There is no doubt that Afghanistan needs a non-military solution, one that is not about making deals with the tools of insurgency but addresses the roots and source of insurgency and unrest. Afghanistan needs a political reform that goes beyond integration and deals with the Taliban. The Afghan government needs to come up with a regional plan of action on how to deal with the threats posed by Iran and Pakistan immediately and promote diplomatic relations with other far neighbours up to China so that eventually Afghanistan gets out of the economic and political hijack of Pakistan and Iran. But why is not such a process being initiated by the Afghan government?
Given doubts that the current leadership in Afghanistan lacks conceptual and strategic objectives of such a political reform for the national interest of Afghanistan, it becomes evident that the international community particularly America should define and address the challenges and solutions in a more cohesive manner. They need to get out of the dichotomy of talk to Taliban or don't talk to Taliban and look at Afghanistan beyond Kandahar and Helmand.
It is very strange to hear the President's talks on the transition and transfer of security responsibilities are without any focus on their abilities and equipment they need. The debate on transition and transfer of security responsibility evolves around politicians of international community and politicians of Afghanistan but has not made its way into the technical areas or no opportunity provided to the ANA and ANP Generals fighting on the ground. It is equally questionable on how can the President so confidently accept the transfer when he, being the Chief of Army, knows that Afghanistan still does not have air forces or in the words of the Defence Generals, does not yet have any tanks.

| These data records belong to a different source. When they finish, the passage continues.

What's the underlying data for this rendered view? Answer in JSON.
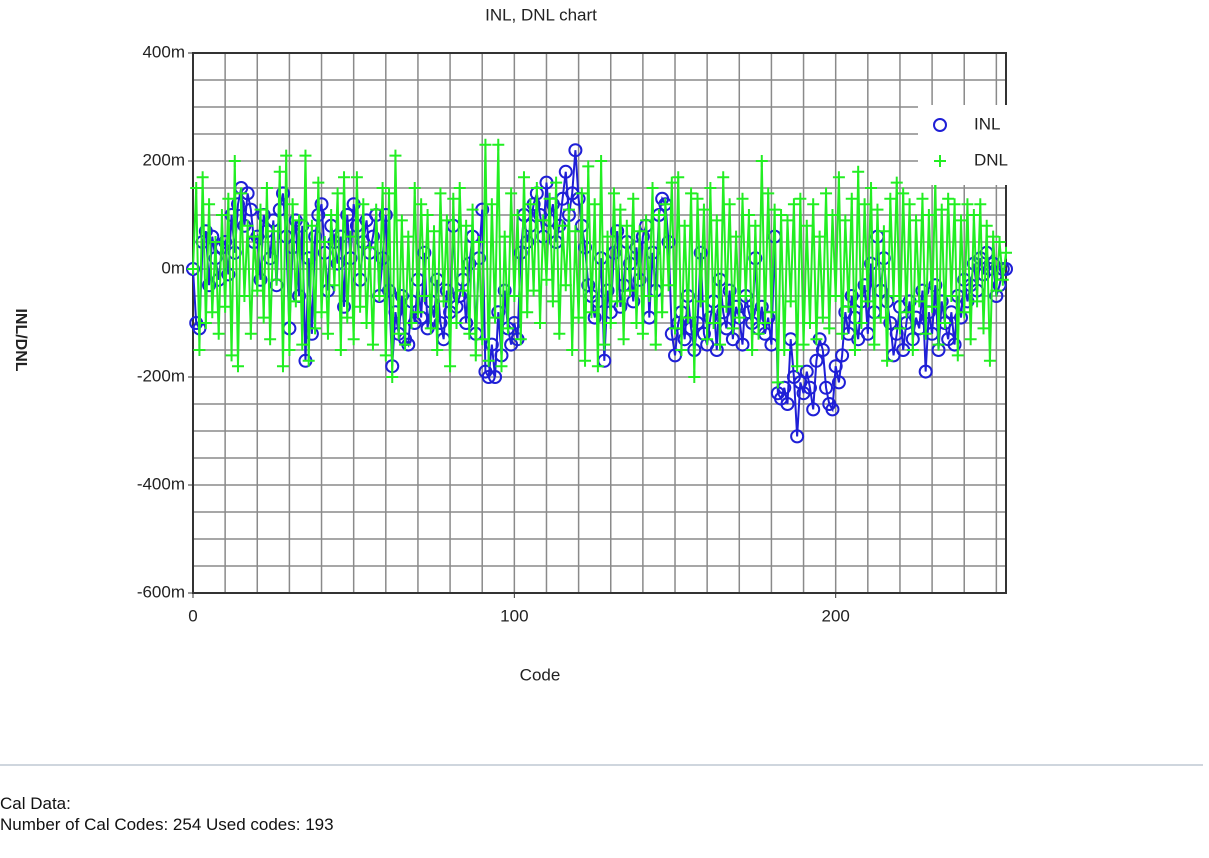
{
  "chart_data": {
    "type": "line",
    "title": "INL, DNL chart",
    "x_label": "Code",
    "y_label": "INL/DNL",
    "xlim": [
      0,
      253
    ],
    "ylim": [
      -0.6,
      0.4
    ],
    "xticks": [
      0,
      100,
      200
    ],
    "yticks": [
      {
        "value": -0.6,
        "label": "-600m"
      },
      {
        "value": -0.4,
        "label": "-400m"
      },
      {
        "value": -0.2,
        "label": "-200m"
      },
      {
        "value": 0,
        "label": "0m"
      },
      {
        "value": 0.2,
        "label": "200m"
      },
      {
        "value": 0.4,
        "label": "400m"
      }
    ],
    "xgrid": [
      0,
      10,
      20,
      30,
      40,
      50,
      60,
      70,
      80,
      90,
      100,
      110,
      120,
      130,
      140,
      150,
      160,
      170,
      180,
      190,
      200,
      210,
      220,
      230,
      240,
      250
    ],
    "ygrid": [
      -0.6,
      -0.55,
      -0.5,
      -0.45,
      -0.4,
      -0.35,
      -0.3,
      -0.25,
      -0.2,
      -0.15,
      -0.1,
      -0.05,
      0,
      0.05,
      0.1,
      0.15,
      0.2,
      0.25,
      0.3,
      0.35,
      0.4
    ],
    "grid": true,
    "legend": "upper right",
    "series": [
      {
        "name": "INL",
        "color": "#1f1fd6",
        "marker": "circle",
        "values": [
          0.0,
          -0.1,
          -0.11,
          0.05,
          0.07,
          -0.03,
          0.06,
          0.02,
          -0.02,
          0.04,
          0.05,
          -0.01,
          0.1,
          0.03,
          0.12,
          0.15,
          0.08,
          0.14,
          0.11,
          0.05,
          0.06,
          -0.02,
          0.1,
          0.07,
          0.02,
          0.09,
          -0.03,
          0.11,
          0.14,
          0.06,
          -0.11,
          0.04,
          0.09,
          -0.05,
          0.08,
          -0.17,
          0.02,
          -0.12,
          0.06,
          0.1,
          0.12,
          0.03,
          -0.04,
          0.08,
          0.05,
          0.01,
          0.06,
          -0.07,
          0.1,
          0.02,
          0.12,
          0.08,
          -0.02,
          0.05,
          0.09,
          0.03,
          0.06,
          0.1,
          -0.05,
          0.02,
          0.1,
          -0.04,
          -0.18,
          -0.08,
          -0.12,
          -0.05,
          -0.13,
          -0.14,
          -0.06,
          -0.1,
          -0.02,
          -0.09,
          0.03,
          -0.11,
          -0.06,
          -0.09,
          -0.02,
          -0.1,
          -0.13,
          -0.04,
          -0.08,
          0.08,
          -0.07,
          -0.05,
          -0.02,
          -0.1,
          0.01,
          0.06,
          -0.12,
          0.02,
          0.11,
          -0.19,
          -0.2,
          -0.14,
          -0.2,
          -0.08,
          -0.16,
          -0.04,
          -0.11,
          -0.14,
          -0.1,
          -0.13,
          0.03,
          0.1,
          0.05,
          0.08,
          0.12,
          0.14,
          0.1,
          0.06,
          0.16,
          0.09,
          0.12,
          0.05,
          0.08,
          0.13,
          0.18,
          0.1,
          0.14,
          0.22,
          0.13,
          0.08,
          0.04,
          -0.03,
          -0.05,
          -0.09,
          -0.06,
          0.02,
          -0.17,
          -0.04,
          -0.08,
          0.03,
          0.07,
          -0.07,
          -0.03,
          0.05,
          0.01,
          -0.06,
          0.04,
          -0.02,
          0.06,
          0.08,
          -0.09,
          0.03,
          -0.04,
          0.1,
          0.13,
          0.12,
          0.05,
          -0.12,
          -0.16,
          -0.1,
          -0.08,
          -0.13,
          -0.05,
          -0.11,
          -0.15,
          -0.1,
          0.03,
          -0.12,
          -0.14,
          -0.09,
          -0.06,
          -0.15,
          -0.02,
          -0.08,
          -0.11,
          -0.04,
          -0.13,
          -0.07,
          -0.09,
          -0.14,
          -0.05,
          -0.08,
          -0.1,
          0.02,
          -0.11,
          -0.07,
          -0.12,
          -0.09,
          -0.14,
          0.06,
          -0.23,
          -0.24,
          -0.22,
          -0.25,
          -0.13,
          -0.2,
          -0.31,
          -0.21,
          -0.23,
          -0.19,
          -0.22,
          -0.26,
          -0.17,
          -0.13,
          -0.15,
          -0.22,
          -0.25,
          -0.26,
          -0.18,
          -0.21,
          -0.16,
          -0.08,
          -0.12,
          -0.05,
          -0.09,
          -0.13,
          -0.06,
          -0.03,
          -0.12,
          0.01,
          -0.08,
          0.06,
          -0.04,
          0.02,
          -0.06,
          -0.1,
          -0.16,
          -0.12,
          -0.07,
          -0.15,
          -0.1,
          -0.06,
          -0.13,
          -0.09,
          -0.11,
          -0.04,
          -0.19,
          -0.08,
          -0.12,
          -0.03,
          -0.15,
          -0.06,
          -0.1,
          -0.13,
          -0.08,
          -0.14,
          -0.05,
          -0.09,
          -0.02,
          -0.06,
          -0.03,
          0.01,
          -0.04,
          0.02,
          -0.01,
          0.03,
          0.0,
          0.01,
          -0.05,
          -0.03,
          0.0,
          0.0
        ]
      },
      {
        "name": "DNL",
        "color": "#22ee22",
        "marker": "plus",
        "values": [
          0.0,
          0.15,
          -0.15,
          0.17,
          -0.1,
          0.12,
          -0.08,
          0.05,
          -0.12,
          0.1,
          -0.07,
          0.13,
          -0.16,
          0.2,
          -0.18,
          0.14,
          -0.05,
          0.08,
          -0.12,
          0.06,
          -0.04,
          0.11,
          -0.09,
          0.15,
          -0.13,
          0.07,
          -0.02,
          0.18,
          -0.18,
          0.21,
          -0.15,
          0.12,
          -0.06,
          0.09,
          -0.14,
          0.21,
          -0.17,
          0.08,
          -0.11,
          0.16,
          -0.08,
          0.05,
          -0.12,
          0.1,
          -0.03,
          0.14,
          -0.15,
          0.17,
          -0.09,
          0.06,
          -0.13,
          0.17,
          -0.07,
          0.12,
          -0.1,
          0.04,
          -0.14,
          0.11,
          -0.05,
          0.15,
          -0.16,
          0.14,
          -0.2,
          0.21,
          -0.12,
          0.09,
          -0.14,
          0.06,
          -0.1,
          0.15,
          -0.08,
          0.12,
          -0.05,
          0.1,
          -0.11,
          0.07,
          -0.15,
          0.14,
          -0.06,
          0.09,
          -0.18,
          0.13,
          -0.1,
          0.15,
          -0.04,
          0.08,
          -0.12,
          0.11,
          -0.16,
          0.05,
          -0.13,
          0.23,
          -0.17,
          0.12,
          -0.09,
          0.23,
          -0.18,
          0.06,
          -0.11,
          0.14,
          -0.05,
          0.1,
          -0.13,
          0.17,
          -0.08,
          0.12,
          -0.04,
          0.15,
          -0.1,
          0.09,
          -0.02,
          0.13,
          -0.06,
          0.16,
          -0.12,
          0.08,
          -0.03,
          0.11,
          -0.15,
          0.07,
          -0.09,
          0.14,
          -0.17,
          0.19,
          -0.08,
          0.12,
          -0.18,
          0.2,
          -0.14,
          0.06,
          -0.1,
          0.14,
          -0.06,
          0.11,
          -0.13,
          0.08,
          -0.04,
          0.13,
          -0.1,
          0.07,
          -0.12,
          0.09,
          -0.05,
          0.15,
          -0.14,
          0.1,
          -0.08,
          0.12,
          -0.03,
          0.16,
          -0.11,
          0.17,
          -0.15,
          0.08,
          -0.09,
          0.14,
          -0.2,
          0.13,
          -0.06,
          0.11,
          -0.13,
          0.15,
          -0.1,
          0.09,
          -0.14,
          0.17,
          -0.07,
          0.12,
          -0.11,
          0.06,
          -0.09,
          0.13,
          -0.05,
          0.1,
          -0.15,
          0.08,
          -0.12,
          0.2,
          -0.1,
          0.14,
          -0.08,
          0.11,
          -0.21,
          0.1,
          -0.15,
          0.09,
          -0.06,
          0.12,
          -0.18,
          0.13,
          -0.14,
          0.08,
          -0.1,
          0.12,
          -0.13,
          0.06,
          -0.09,
          0.14,
          -0.11,
          0.1,
          -0.05,
          0.17,
          -0.12,
          0.09,
          -0.07,
          0.13,
          -0.15,
          0.18,
          -0.1,
          0.12,
          -0.06,
          0.15,
          -0.14,
          0.11,
          -0.09,
          0.07,
          -0.17,
          0.13,
          -0.05,
          0.16,
          -0.11,
          0.14,
          -0.08,
          0.12,
          -0.15,
          0.09,
          -0.06,
          0.13,
          -0.12,
          0.1,
          -0.07,
          0.16,
          -0.14,
          0.11,
          -0.1,
          0.13,
          -0.05,
          0.12,
          -0.16,
          0.09,
          -0.08,
          0.12,
          -0.13,
          0.1,
          -0.06,
          0.12,
          -0.11,
          0.08,
          -0.17,
          0.06,
          -0.04,
          0.05,
          -0.02,
          0.03
        ]
      }
    ]
  },
  "footer": {
    "heading": "Cal Data:",
    "info": "Number of Cal Codes: 254 Used codes: 193"
  }
}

The threat of Taliban to Afghanistan comes from their strength as a rented insurgent. But the real danger lies in the immediate neighbourhood. Just last month, Isaf announced that they found weapons made in Iran around the areas of Taliban but the Afghan government made no attempt to investigate further or check with Iran. Similarly, the district of Goshta in Nangrahar has been attacked by the Pakistani army for the past 40 days as per the daily media reports, but there is not any official stance of the Afghan government side. This is happening when we still have around 150,000 international troops, how would these two neighbours behave when Afghanistan's national forces struggle for defence with their old and inadequate weapons?
While it is understandable that the Afghan government's failures and arrogance have restrained the relations with America, but it is the people of Afghanistan, who do not matter to their own government anymore, bear the brunt of American decisions and policies towards their government. America needs to broaden its scope of consultations beyond the President and his alikes to the larger population groups to hear the real needs and challenges. Otherwise, if the transfer and transition decisions come from an alien government, it can only result in another Operation Enduring Freedom after 2014 and again for the national security interests of America.